1. Dampak riya terhadap pelakunya
a. Terhalangi dari petunjuk dan taufik Allah SWT.
b. Menimbulkan keguncangan jiwa dan kesempitan hidup.
c. Hilangnya karismatika dirinya pada orang lain.
d. Hilangnya profesionalisme dalam bekerja.
e. Terjerumus pada sikap ujub, terperdaya, dan sombong.
f. Batalnya amal ibadah yang dilakukan.
g. Akan mendapat azab pada hari akhir.
2. Dampak riya terhadap amal islami
Efek negatif riya yang paling dominan dalam amal islami adalah tertundanya banyak pekerjaan dan terjadinya akumulasi biaya pekerjaan yang besar. Hal itu dilatari karena setiap pekerjaan yang dilakukan menunggu sanjungan orang lain yang pada waktu yang bersamaan akan berimbas pada pembiayaan pekerjaan. Betapa banyaknya pekerjaan-pekerjaan besar yang terbengkalai manakala kaum Muslimin terjangkit penyakit ini. Maka, manakala kita mengetahui dampak negatifnya yang begitu besar, baik secara individu maupun kolektif, menjadi sebuah kewajiban bagi kita untuk menghilangkan dan memusnahkan sifat ini dari diri kita.
Terapi Sifat Riya
Islam adalah agama yang solutif sehingga tatkala riya yang merupakan rival keikhlasan, yang dapat membatalkan nilai ibadah dan amal-amal kita, Islam tidak membiarkan begitu saja tanpa adanya solusi atau terapi untuk memproteksi diri kita dari sifat yang berbahaya ini. Berikut ini adalah terapi sifat riya.

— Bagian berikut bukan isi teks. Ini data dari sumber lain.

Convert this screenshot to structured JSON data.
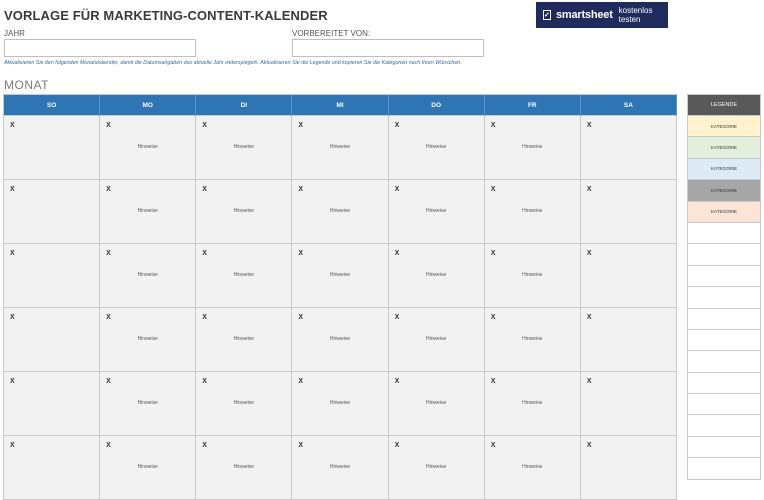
{
  "header": {
    "title": "VORLAGE FÜR MARKETING-CONTENT-KALENDER",
    "banner": {
      "brand": "smartsheet",
      "cta": "kostenlos testen",
      "logo_glyph": "✓",
      "background": "#1f2b5c"
    }
  },
  "fields": {
    "year_label": "JAHR",
    "prepared_by_label": "VORBEREITET VON:"
  },
  "instructions": "Aktualisieren Sie den folgenden Monatskalender, damit die Datumsangaben das aktuelle Jahr widerspiegeln. Aktualisieren Sie die Legende und kopieren Sie die Kategorien nach Ihren Wünschen.",
  "month_label": "MONAT",
  "calendar": {
    "header_color": "#2e75b6",
    "days": [
      "SO",
      "MO",
      "DI",
      "MI",
      "DO",
      "FR",
      "SA"
    ],
    "cell_mark": "X",
    "note_label": "Hinweise",
    "weeks": 6
  },
  "legend": {
    "title": "LEGENDE",
    "items": [
      {
        "label": "KATEGORIE",
        "color": "#fff2cc"
      },
      {
        "label": "KATEGORIE",
        "color": "#e2efda"
      },
      {
        "label": "KATEGORIE",
        "color": "#ddebf7"
      },
      {
        "label": "KATEGORIE",
        "color": "#a6a6a6"
      },
      {
        "label": "KATEGORIE",
        "color": "#fce4d6"
      },
      {
        "label": "",
        "color": "#ffffff"
      },
      {
        "label": "",
        "color": "#ffffff"
      },
      {
        "label": "",
        "color": "#ffffff"
      },
      {
        "label": "",
        "color": "#ffffff"
      },
      {
        "label": "",
        "color": "#ffffff"
      },
      {
        "label": "",
        "color": "#ffffff"
      },
      {
        "label": "",
        "color": "#ffffff"
      },
      {
        "label": "",
        "color": "#ffffff"
      },
      {
        "label": "",
        "color": "#ffffff"
      },
      {
        "label": "",
        "color": "#ffffff"
      },
      {
        "label": "",
        "color": "#ffffff"
      },
      {
        "label": "",
        "color": "#ffffff"
      }
    ]
  }
}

1. Mengetahui dan senantiasa ingat terhadap dampak negatif riya.
2. Menjauhkan diri kita dalam berinteraksi sosial dari orang-orang yang mengidap penyakit riya.
3. Mengenal Allah SWT dengan baik.
4. Melakukan perlawanan (jihad) melawan hawa nafsu yang selalu mendorong dan menjatuhkan kita ke dalam pelanggaran-pelanggaran kepada Allah, termasuk riya.
5. Komitmen terhadap akhlak Islam.
6. Berusaha semaksimal mungkin untuk memahami nash-nash Al-Qur`an dan Sunnah yang melarang sifat riya.
7. Menjadikan Allah SWT sebagai satu-satunya sandaran kita dan tempat berlindung kita.